The Vanguard analysis indicates that employment in roles deemed most susceptible to AI, which includes positions such as office clerks, typists, and HR assistants, increased by 1.7% from mid-2023 to mid-2025. This marks a notable uptick compared to a 1% rise during the pre-Covid period from 2015 to 2019. In stark contrast, job growth has slowed across all other occupations, suggesting that AI’s impact may not be as dire as some have predicted.
Adam Schickling, a senior economist at Vanguard, remarked that there is currently no evidence indicating that employment in AI-exposed roles is declining. “At a high level, we have not seen evidence that AI-exposed roles are experiencing lower employment,” he stated in a recent interview. The study evaluated around 140 occupations identified as most vulnerable to AI replacements, focusing on the share of work hours spent on tasks automatable by AI systems.
While the findings present a relatively optimistic picture, concerns remain. Some companies have started eliminating certain positions, leveraging AI to automate tasks traditionally performed by entry-level workers. The Vanguard report acknowledges that while AI may be reshaping workflows, its role in the recent slowdown in job growth is overstated for now.
The analysis also highlighted wage trends, indicating that real wages among occupations with high AI exposure have increased significantly, from just 0.1% pre-Covid to 3.8% post-Covid. Comparatively, occupations less exposed to AI saw a minimal increase in real wage growth, climbing from 0.5% to 0.7% during the same period.
This surge in wages contradicts the narrative that AI could be damaging the job market; if that were the case, one would expect to see shrinking paychecks. Despite the optimism in Vanguard’s findings, a cautionary note is sounded by other experts. Dario Amodei, CEO of Anthropic, has warned that AI could potentially eliminate half of all entry-level jobs in white-collar professions, leading to an unemployment rate as high as 20%.
Moreover, evidence from the Federal Reserve’s Beige Book indicates that some firms are already employing AI to replace entry-level positions, highlighting a growing trend of businesses leveraging technology to enhance productivity. For instance, one manufacturer reportedly reduced its office staff by 15% by implementing AI tools. “Many contacts noted that even modest deployments of AI would enable them to not refill some jobs or to skip a recruiting class of entry-level workers,” the Philadelphia Fed noted.
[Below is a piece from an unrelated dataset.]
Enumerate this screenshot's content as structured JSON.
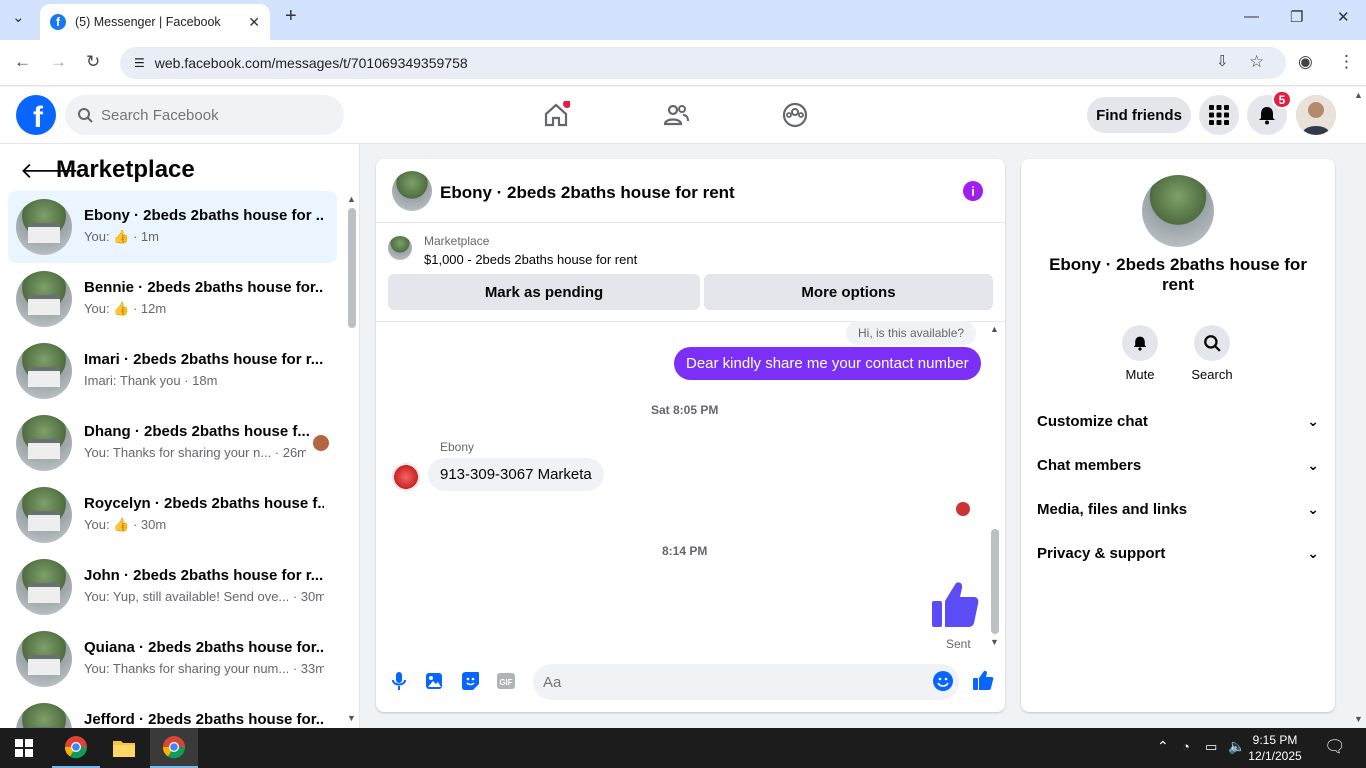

Despite the advancements in AI, Schickling emphasizes that the technology still exhibits limitations, particularly with models that are prone to hallucinations or inaccuracies. “It’s clear AI still has limitations,” he remarked, acknowledging that while AI tools are evolving rapidly, they are not yet advanced enough to cause widespread job displacement.
As the landscape of work continues to change, the Vanguard analysis found that the share of workers aged 21 to 25 enrolling in 401(k) plans remains high, suggesting that younger workers are not being disproportionately affected by AI, contrary to some fears. Cisco President Jeetu Patel also weighed in, suggesting that the notion of humans becoming obsolete due to AI is exaggerated. “I reject the notion that humans are going to be obsolete in like five years,” he stated at a recent AI conference.
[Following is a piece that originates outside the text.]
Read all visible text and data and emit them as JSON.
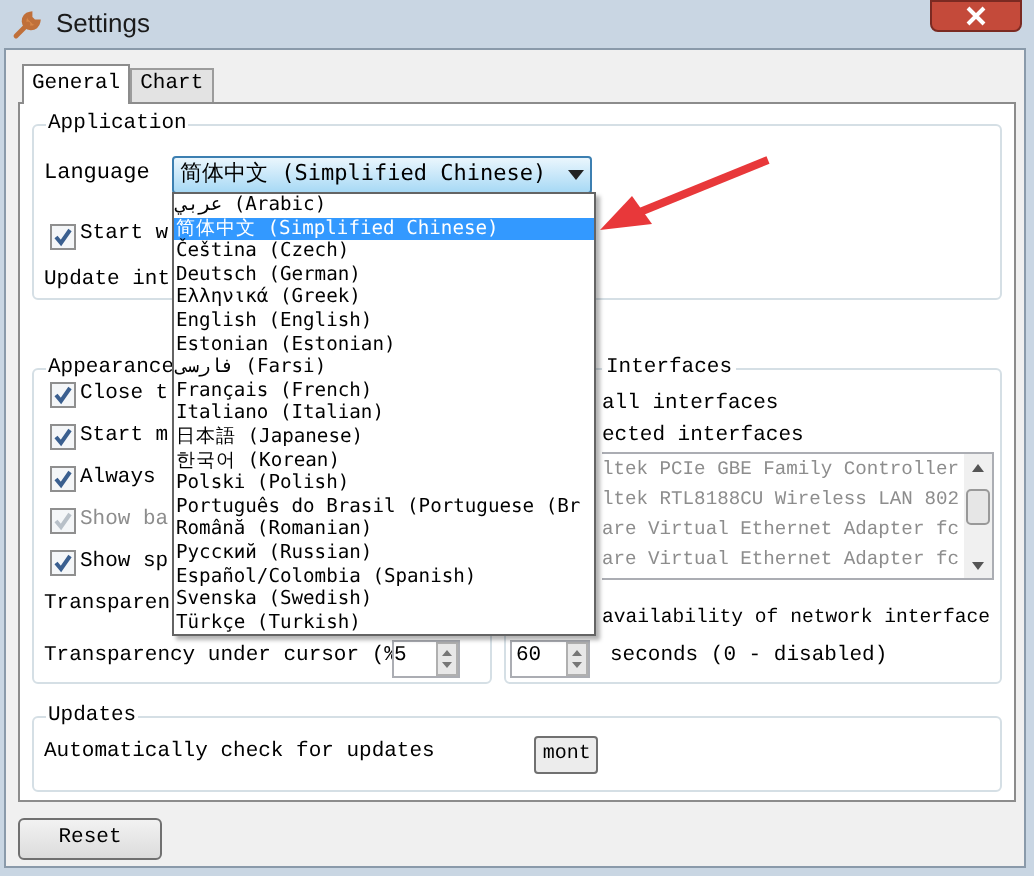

Looking ahead, experts agree that as AI technology improves, the risk to jobs will grow. Vanguard predicts that professions like customer service representatives, data scientists, and paralegals may face declining demand for human labor due to ongoing advancements in AI. Schickling himself noted that economists might also find their roles increasingly endangered if AI models continue to improve at their current pace.